ESPE Abstracts (2018) 89 P-P1-041

Concealment of Type 1 Diabetes in Adolescence Affects Adherence to Treatment, Metabolic Control, and Quality of Life

Judith Nira, Nir Lefflera, Nessia Nagelberga, Michal Yacobovitz-Gavana, Moshe Phillipa,b & Tal Orona,b


aSchneider Children’s Medical Center, Petah Tikva, Israel; bSackler Faculty of Medicine, Tel Aviv, Israel


Introduction: Type 1 diabetes (T1D) is one of the common chronic diseases of childhood. T1D management is affected both by physiological and behavioral factors. Some patients and their parents choose to conceal the disease from others. Concealment of disease status is not unique for T1D, and has been shown to adversely affect clinical outcomes, social support and well-being of patients with other chronic conditions. There is limited data on the effects of concealment of T1D in adolescence, however studies have shown that concealment is prevalent to some extent among children and young adults with T1D. We aimed to evaluate the association between concealment of T1D in adolescence and social support, quality of life, adherence to treatment, and metabolic control.

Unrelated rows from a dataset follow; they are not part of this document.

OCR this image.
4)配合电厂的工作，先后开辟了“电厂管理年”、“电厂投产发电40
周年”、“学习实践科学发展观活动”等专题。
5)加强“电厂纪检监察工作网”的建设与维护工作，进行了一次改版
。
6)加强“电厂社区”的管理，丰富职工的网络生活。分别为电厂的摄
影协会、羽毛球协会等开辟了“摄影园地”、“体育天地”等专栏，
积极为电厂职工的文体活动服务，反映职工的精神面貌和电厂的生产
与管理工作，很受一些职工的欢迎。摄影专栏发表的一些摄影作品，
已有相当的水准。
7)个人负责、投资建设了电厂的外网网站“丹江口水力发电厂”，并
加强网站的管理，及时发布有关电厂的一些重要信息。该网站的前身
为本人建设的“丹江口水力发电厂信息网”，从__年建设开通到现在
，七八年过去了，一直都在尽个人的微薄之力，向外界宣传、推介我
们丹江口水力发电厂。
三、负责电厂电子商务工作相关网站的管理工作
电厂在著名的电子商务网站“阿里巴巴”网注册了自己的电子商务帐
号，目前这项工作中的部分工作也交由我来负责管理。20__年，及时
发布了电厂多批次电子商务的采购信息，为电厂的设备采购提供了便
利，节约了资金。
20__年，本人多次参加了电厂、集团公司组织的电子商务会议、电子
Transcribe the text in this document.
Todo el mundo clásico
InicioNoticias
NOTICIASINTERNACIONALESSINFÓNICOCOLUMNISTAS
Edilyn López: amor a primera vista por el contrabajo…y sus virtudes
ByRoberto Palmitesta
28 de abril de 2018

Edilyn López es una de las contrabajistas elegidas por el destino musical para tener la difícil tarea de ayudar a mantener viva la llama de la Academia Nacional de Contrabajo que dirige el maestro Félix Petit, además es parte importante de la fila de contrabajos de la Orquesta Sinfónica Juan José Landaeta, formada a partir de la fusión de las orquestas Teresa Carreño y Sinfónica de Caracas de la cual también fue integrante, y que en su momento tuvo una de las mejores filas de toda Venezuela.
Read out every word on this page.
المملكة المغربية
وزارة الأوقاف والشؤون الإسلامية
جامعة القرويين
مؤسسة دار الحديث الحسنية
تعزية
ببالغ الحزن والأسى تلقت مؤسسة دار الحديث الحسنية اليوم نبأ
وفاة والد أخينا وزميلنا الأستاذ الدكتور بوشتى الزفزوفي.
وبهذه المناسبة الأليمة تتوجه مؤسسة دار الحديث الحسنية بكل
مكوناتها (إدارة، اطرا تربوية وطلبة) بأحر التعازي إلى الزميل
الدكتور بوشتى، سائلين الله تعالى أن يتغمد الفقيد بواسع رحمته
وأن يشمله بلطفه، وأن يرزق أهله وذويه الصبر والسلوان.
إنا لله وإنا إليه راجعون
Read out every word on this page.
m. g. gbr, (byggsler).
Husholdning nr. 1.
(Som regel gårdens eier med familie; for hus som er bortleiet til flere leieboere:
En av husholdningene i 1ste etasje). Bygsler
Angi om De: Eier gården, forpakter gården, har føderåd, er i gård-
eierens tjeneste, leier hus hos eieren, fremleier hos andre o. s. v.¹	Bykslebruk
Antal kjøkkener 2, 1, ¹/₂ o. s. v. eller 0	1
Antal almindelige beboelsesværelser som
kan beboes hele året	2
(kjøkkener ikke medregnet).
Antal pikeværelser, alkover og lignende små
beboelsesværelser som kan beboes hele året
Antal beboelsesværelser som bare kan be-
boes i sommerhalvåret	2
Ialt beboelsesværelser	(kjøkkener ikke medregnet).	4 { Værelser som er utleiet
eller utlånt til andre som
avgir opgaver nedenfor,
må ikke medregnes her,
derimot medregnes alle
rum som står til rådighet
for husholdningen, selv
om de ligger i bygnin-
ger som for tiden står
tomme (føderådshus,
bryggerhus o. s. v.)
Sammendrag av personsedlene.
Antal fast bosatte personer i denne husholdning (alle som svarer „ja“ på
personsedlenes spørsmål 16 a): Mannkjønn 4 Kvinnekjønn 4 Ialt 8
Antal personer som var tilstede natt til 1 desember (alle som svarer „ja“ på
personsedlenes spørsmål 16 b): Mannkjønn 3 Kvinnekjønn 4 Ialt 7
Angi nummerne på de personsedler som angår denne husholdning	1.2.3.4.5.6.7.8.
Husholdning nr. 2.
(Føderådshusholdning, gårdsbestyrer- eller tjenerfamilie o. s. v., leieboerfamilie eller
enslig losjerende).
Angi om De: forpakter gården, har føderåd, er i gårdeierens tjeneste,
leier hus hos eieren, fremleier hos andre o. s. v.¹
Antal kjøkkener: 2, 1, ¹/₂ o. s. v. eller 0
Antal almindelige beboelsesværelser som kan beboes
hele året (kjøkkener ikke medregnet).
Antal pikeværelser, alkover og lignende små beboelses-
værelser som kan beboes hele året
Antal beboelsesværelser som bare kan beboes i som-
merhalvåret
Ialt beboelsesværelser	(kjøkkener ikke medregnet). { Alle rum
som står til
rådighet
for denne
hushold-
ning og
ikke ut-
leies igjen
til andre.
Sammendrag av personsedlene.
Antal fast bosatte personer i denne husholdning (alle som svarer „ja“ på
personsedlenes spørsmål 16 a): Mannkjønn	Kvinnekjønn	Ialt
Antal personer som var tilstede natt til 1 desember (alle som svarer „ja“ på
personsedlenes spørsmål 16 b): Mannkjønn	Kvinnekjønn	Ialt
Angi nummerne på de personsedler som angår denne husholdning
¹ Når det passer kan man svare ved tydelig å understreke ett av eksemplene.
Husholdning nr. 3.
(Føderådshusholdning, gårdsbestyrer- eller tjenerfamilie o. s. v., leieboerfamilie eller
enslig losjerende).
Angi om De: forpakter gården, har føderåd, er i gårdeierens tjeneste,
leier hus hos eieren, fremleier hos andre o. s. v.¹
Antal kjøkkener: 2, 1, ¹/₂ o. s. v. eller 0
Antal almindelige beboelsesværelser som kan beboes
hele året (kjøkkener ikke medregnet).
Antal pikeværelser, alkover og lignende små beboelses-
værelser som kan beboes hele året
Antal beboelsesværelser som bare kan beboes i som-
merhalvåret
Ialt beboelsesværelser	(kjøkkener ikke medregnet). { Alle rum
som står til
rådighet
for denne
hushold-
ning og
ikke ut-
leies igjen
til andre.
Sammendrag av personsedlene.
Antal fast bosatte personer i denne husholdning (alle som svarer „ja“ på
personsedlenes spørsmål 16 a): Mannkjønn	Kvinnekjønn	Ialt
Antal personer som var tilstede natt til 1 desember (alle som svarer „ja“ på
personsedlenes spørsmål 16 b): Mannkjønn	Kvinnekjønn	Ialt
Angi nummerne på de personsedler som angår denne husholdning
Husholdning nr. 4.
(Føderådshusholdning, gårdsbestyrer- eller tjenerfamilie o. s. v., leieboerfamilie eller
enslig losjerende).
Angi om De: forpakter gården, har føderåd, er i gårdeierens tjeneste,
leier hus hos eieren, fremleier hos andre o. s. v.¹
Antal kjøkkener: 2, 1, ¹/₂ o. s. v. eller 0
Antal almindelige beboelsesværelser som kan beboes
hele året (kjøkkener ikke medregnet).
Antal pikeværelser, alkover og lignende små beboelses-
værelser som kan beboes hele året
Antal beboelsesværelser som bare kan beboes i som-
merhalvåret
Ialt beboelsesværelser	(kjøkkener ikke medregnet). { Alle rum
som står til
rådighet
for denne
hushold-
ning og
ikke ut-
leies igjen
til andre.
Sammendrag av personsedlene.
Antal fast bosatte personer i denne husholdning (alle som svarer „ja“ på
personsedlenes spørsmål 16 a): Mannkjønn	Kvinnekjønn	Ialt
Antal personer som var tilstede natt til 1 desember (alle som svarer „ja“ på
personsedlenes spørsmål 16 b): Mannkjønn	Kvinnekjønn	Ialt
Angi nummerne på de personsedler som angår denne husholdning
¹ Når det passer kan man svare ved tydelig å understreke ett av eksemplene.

Methods: We collected cross-sectional data on 69 adolescents with T1D, aged 12–18 years, followed-up at or diabetes clinic. All participants completed questionnaires regarding diabetes management and psychosocial issues. These included: a demographic questionnaire, The Diabetes Concealment and Fear of Stigma Questionnaire (DCFQ13), Diabetes Quality of Life for Youth (DQOLY), the Perceived Social Support from Friends-PSS-FR, The Acceptance of Disability Scale Modified (ADM), and a modified version of the Rosenberg self-esteem scale. Adherence was assessed via a questionnaire developed at our center. Glycemic control was evaluated by computing a year’s average of HbA1c measurements. Multivariate regression models were used to assess the association between degree of concealment, psychosocial variables and clinical outcomes.

Results: Fifty-three participants (77%) concealed their disease to some extent. In a multivariate linear regression analysis with concealment as the dependent variable, we found strong evidence of associations between concealment and negative clinical outcomes including diminished adherence to treatment and elevated HbA1C. In addition, there was an association between degree of concealment and psychosocial parameters including lower self-image, increased diabetes-related worries, and reduced peer support.

Conclusion: Our study shows that T1D concealment in adolescents is common, associated with poor clinical outcome, diminished peer support as well as increased diabetes related worries and general stress. These findings suggest that disease concealment may have a more significant role than previously appreciated affecting both glycemic control and quality of life. Addressing the aspects of disease concealment by caregivers, advising patients about the consequences, and offering support if they to choose to reveal their disease, may lead to the much-needed improvement in quality of life and metabolic control in adolescents with T1D.